UTF8 text files should have "-utf8" in their file names, e.g.
"myfile-utf8.txt". This forces PG's posting software to treat text
files as UTF8, rather than its defaulting to Latin1/ASCII. (This has
been a de facto standard for some years now.) It's not necessary to do
this for HTML files.
If necessary, the posting software will prompt for the correct character
set, but it's an easy prompt to skip through, or give the wrong answer
to. The presence of "-utf8" in the filename obviates the need for the
prompt. Latin1/ASCII text files don't trigger the prompt at all.
If PG's upload check reports a UTF8 text file without the "-utf8", then
I rename the file inside the zip file, before unzipping it.
Conversely, if a text file arrives with "-lat1", "-ltn1", "-iso",
"-asc", or some such Latin1/ASCII indicator, I rename the file to remove
it, since addhd handles Latin1/ASCII files correctly.
Also, to avoid spurious files generated by the posting software, I make
sure the base name of the zip file is the same as the base names of the
text and HTML files, e.g. myfile.zip contains myfile.txt (or
myfile-utf8.txt) and myfile.htm.
Re HTML files: PG's extension for them is ".htm". When an uploaded zip
file contains an HTML file with the extension ".html", I rename it, as
mentioned above. If this isn't done, the posting software copies the
file to a new file with the extension ".htm", e.g. "myfile.html" is
copied to "myfile.htm", leaving a spurious ".html" file. (BTW, the
posting software never, ever, modifies the submitted files--it copies
them to new files with the required name, then works with the new
files.)
While I'm at it, more on file names...
As mentioned above, I rename text and HTML files, and sometimes zip
files, so that their base names are the same (except for the "-utf8"

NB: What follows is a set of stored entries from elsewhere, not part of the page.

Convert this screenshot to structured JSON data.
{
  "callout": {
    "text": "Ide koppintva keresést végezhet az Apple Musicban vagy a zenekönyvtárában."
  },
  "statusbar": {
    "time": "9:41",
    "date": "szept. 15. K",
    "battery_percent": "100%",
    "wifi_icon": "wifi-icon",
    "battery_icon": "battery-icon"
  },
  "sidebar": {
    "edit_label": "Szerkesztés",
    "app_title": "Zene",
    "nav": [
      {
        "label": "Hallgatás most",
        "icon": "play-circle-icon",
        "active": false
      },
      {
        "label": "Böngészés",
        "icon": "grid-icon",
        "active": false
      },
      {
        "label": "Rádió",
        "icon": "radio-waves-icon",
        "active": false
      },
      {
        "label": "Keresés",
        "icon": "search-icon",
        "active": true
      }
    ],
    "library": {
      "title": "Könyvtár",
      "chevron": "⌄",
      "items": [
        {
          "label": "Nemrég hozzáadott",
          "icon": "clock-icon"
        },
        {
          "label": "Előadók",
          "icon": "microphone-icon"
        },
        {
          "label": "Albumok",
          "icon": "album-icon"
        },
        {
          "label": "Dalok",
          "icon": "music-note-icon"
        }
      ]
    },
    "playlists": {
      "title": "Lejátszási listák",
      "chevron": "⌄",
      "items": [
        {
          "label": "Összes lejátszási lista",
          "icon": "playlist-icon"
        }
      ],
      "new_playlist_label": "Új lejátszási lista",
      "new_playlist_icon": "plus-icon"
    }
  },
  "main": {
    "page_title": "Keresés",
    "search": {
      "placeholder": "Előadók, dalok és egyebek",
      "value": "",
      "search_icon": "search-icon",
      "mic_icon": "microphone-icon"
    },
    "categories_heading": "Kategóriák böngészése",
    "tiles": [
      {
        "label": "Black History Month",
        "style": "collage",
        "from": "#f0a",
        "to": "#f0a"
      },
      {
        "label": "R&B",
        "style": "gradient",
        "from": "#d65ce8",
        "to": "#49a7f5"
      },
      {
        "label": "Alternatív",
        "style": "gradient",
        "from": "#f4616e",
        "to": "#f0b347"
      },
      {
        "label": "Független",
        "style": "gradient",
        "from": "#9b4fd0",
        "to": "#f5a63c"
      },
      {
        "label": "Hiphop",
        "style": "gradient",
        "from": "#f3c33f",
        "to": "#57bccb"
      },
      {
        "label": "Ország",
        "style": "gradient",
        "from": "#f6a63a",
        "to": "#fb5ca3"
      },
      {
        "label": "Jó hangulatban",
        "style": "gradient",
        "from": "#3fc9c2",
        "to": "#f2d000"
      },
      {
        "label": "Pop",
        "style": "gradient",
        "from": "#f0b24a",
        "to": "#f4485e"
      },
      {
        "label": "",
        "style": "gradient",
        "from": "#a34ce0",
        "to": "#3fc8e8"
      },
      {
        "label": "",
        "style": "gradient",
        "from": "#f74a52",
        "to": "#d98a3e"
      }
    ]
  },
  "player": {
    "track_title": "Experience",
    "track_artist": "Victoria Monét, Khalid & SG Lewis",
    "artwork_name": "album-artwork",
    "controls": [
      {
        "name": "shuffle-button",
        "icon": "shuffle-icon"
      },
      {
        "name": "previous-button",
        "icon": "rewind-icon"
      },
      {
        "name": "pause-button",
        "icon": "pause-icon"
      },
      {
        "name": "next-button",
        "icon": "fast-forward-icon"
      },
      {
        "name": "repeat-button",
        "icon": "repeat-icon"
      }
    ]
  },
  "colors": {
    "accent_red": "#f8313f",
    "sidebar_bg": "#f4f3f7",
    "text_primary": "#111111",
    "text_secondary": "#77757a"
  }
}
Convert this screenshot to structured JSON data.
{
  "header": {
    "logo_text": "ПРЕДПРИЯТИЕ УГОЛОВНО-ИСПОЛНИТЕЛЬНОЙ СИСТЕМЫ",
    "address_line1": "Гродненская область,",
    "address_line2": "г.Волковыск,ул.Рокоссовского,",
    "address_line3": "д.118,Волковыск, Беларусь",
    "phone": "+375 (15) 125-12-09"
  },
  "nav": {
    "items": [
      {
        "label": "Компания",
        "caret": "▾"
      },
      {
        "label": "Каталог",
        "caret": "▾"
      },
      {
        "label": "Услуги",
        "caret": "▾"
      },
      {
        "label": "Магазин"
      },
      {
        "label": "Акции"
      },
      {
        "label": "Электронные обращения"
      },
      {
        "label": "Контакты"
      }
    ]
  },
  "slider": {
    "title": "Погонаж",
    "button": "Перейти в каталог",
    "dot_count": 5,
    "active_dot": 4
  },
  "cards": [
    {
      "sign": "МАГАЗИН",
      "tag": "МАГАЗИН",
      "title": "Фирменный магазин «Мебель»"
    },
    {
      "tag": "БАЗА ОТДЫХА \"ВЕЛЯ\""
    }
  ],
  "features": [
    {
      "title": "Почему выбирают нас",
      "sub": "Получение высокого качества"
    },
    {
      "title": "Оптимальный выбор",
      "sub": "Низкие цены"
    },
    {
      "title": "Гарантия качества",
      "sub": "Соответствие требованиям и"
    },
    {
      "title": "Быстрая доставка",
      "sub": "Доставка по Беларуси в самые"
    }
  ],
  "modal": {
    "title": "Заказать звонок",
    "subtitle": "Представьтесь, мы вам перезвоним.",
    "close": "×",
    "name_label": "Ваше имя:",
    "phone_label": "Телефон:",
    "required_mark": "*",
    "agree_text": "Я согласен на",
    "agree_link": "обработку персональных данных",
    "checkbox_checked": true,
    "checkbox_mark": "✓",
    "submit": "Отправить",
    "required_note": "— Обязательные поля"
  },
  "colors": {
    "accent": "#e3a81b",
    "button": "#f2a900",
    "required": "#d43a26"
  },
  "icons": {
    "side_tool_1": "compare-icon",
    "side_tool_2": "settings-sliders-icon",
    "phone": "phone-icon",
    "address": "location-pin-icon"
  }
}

part of text files). There's no need for text/HTML files to have some
versioning component. For example, I recently handled a zip file named
diam-pg.zip, which contained diam-b.html and diam-cc-utf8.txt. I
renamed the files to remove the "-b" and "-cc" parts, and the zip file
to remove the "-pg" part, of their respective names.
I've also seen names like "myfile-text.txt" and "myfile-html.html", and
"myfile-8.txt" and "myfile-h.html". There's no need for such
double-indicators of a file's type.
There have been any number of similar variations, some probably related
to the PPer's versioning system as they work through the PPing process;
some related the PPing software.
In one of the DP posts are these fragments:
> All of PG uploads are currently UTF-8, even if the file is Latin-1.
No idea where this idea comes from, but it's wrong. See below.
> Or even do away with the appending altogether. The direct upload panel
lets
> the White Washers know what encoding to expect. So they know to run
the
> program to convert the Latin-1 characters to UTF-8.
Also wrong. The WWers don't see PG's upload screen (except for their
own projects). They also never convert Latin1 to UTF8--that's done to
posted Latin1/ASCII files by PG's behind-the-scenes software, which the
WWers have no control over.
I think that's sufficient food for thought/discussion for now...
Al